It is a law that a person under the age of 18 cannot apply for a credit card without a proper co-signer. This law does
not prevent these youth under 18 from having or using a credit card, nor does it exempt them from the consequences of the debt that is associated with irresponsible spending.
New Year New Rules
There is much buzz about the new rules for credit card companies that are set to take effect in February of 2010. These new rules will also institute an age limit for credit card holders. This new Credit Card Act is designed to protect card holders by setting limits for lenders. These limits will prevent unwarranted and unexpected fees and rates. The amount of debt that continues to accumulate because of credit card use is on the rise. More alarmingly is the debt that is held by youth under the age of 21.
In addition to these new rules that govern the credit card industry it will also become increasingly difficulty for youth 21 and younger to get approved for a credit card. There are a few exceptions. If the under 21 year old has the ability to make their payments or obtains a cosigner for the card this blanket rule may be waived. There will also be an authorization process to ensure the information is accurate. These strict new guidelines are a step towards protecting youth from the chronic credit card debt that ruins the financial future of many Americans.
Bankruptcy Still Rising for College Kids
According to the American Bankruptcy Institute 19% of those who filed for bankruptcy in 2009 were college students. The frequency of credit card use among young people who can’t afford the payments is increasing rapidly. It is estimated that over 80% of college seniors have some degree of debt due to credit card use. With these statistics it makes sense that setting an age limit for credit card holders is on the horizon. This new regulation is scheduled to be packaged with credit card act.
For many youth by the age of 21 they may be on their own, have a full time job or be in college far away from the financial security of their family. Providing their child with a credit card for many parents is a safety net when their child is far from home. Credit cards do provide security; however not ensuring accurate spending limits and parental controls with that security can be detrimental for these students financial future. The new laws will not prevent youth from having cards it will ensure that the proper safety mechanisms are in place prior to them getting approved.
Young Adults Still Have Options
Teens and young adults who do not qualify under the new regulations still have options for using credit cards. There are many teen friendly low limit and prepaid credit cards that are a safe alternative to the traditional high fee, high limit cards. It’s a fact that many credit card offers and preapproval gimmicks get into the hands of the wrong people. Most teens have no understanding of the rules or fine print that comes with a credit card. Many have been able to get approved because there was nothing to prevent this from happening.
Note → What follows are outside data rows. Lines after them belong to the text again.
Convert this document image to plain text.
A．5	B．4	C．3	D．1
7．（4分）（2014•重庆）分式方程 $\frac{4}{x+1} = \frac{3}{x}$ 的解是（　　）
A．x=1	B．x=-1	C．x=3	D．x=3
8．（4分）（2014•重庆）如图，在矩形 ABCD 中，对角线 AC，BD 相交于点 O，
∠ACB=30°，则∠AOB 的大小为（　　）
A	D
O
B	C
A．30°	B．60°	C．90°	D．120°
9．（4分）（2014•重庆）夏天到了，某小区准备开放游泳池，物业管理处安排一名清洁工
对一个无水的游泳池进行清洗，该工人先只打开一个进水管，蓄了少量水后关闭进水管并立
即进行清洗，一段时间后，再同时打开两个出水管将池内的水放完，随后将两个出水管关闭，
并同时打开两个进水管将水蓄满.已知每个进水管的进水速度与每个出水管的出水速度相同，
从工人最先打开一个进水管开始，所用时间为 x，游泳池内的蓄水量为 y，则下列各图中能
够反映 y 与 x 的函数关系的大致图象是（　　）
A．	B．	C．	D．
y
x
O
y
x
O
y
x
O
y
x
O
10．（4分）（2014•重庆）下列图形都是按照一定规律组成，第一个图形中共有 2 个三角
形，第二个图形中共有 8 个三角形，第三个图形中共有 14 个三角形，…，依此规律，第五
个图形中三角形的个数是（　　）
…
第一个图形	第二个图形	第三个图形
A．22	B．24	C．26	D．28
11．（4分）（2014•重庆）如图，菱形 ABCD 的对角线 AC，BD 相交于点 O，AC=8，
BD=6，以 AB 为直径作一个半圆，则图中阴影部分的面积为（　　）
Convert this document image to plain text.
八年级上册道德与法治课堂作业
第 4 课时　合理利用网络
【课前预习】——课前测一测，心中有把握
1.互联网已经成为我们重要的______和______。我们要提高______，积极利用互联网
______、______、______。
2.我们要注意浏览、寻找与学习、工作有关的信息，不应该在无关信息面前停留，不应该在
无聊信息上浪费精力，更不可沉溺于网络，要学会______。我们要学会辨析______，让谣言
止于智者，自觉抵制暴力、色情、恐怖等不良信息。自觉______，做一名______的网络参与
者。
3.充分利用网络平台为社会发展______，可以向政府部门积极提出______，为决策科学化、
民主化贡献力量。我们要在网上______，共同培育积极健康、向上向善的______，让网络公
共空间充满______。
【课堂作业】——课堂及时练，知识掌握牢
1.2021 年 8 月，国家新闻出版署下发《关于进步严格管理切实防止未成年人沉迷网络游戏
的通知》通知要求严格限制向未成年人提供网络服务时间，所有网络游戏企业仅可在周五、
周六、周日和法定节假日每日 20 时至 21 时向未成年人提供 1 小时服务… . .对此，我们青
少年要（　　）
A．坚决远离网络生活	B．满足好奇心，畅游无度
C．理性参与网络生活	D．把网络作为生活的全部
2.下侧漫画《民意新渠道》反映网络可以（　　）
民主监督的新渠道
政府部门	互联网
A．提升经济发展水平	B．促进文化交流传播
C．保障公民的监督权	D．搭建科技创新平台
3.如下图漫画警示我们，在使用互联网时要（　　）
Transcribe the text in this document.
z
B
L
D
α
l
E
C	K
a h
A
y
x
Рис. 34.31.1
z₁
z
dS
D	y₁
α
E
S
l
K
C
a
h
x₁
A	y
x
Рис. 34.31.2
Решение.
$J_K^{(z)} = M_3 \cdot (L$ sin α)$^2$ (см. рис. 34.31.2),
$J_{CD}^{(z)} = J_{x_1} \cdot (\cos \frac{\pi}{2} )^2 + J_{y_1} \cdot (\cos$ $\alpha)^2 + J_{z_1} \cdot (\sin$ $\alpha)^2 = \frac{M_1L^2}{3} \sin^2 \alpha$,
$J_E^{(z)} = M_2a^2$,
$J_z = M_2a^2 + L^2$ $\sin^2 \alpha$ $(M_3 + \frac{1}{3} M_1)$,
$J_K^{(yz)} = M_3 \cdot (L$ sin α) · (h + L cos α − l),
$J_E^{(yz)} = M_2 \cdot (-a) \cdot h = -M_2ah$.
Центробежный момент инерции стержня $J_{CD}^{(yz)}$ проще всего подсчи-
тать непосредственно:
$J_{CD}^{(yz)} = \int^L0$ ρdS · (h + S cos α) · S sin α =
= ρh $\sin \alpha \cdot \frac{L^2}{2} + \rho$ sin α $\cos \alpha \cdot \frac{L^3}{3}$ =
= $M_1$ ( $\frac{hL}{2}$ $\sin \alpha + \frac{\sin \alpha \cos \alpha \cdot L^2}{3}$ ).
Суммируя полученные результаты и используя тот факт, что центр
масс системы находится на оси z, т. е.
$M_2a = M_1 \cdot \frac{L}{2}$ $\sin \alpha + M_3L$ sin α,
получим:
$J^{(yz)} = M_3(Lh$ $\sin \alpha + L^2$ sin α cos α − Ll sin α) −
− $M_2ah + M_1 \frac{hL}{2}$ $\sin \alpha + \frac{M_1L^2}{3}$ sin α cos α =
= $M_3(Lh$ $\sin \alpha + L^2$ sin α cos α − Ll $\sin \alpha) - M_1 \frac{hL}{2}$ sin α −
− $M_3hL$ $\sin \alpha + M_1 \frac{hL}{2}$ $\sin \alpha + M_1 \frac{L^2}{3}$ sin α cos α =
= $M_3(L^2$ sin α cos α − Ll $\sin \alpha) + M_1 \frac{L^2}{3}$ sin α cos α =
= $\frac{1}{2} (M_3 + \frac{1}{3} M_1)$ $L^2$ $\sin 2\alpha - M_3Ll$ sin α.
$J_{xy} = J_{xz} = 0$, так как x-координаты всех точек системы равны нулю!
Teens and young adults have long been a major target for credit card companies. The age limit for credit card holders seems long overdue.
Recent studies done by Nellie May, the student loan provider, indicates that more than 54% of freshman entering college carry a credit card. This figure increases to 92% by the second year of college. The new imposed laws will begin to curb the aggressive credit card marketing to youth and hopefully reduce debt. Credit cards do have advantages however even adults have found themselves in serious debt because of overuse or irresponsible spending. A credit card before you are ready or able to afford it can be a fast track to debt.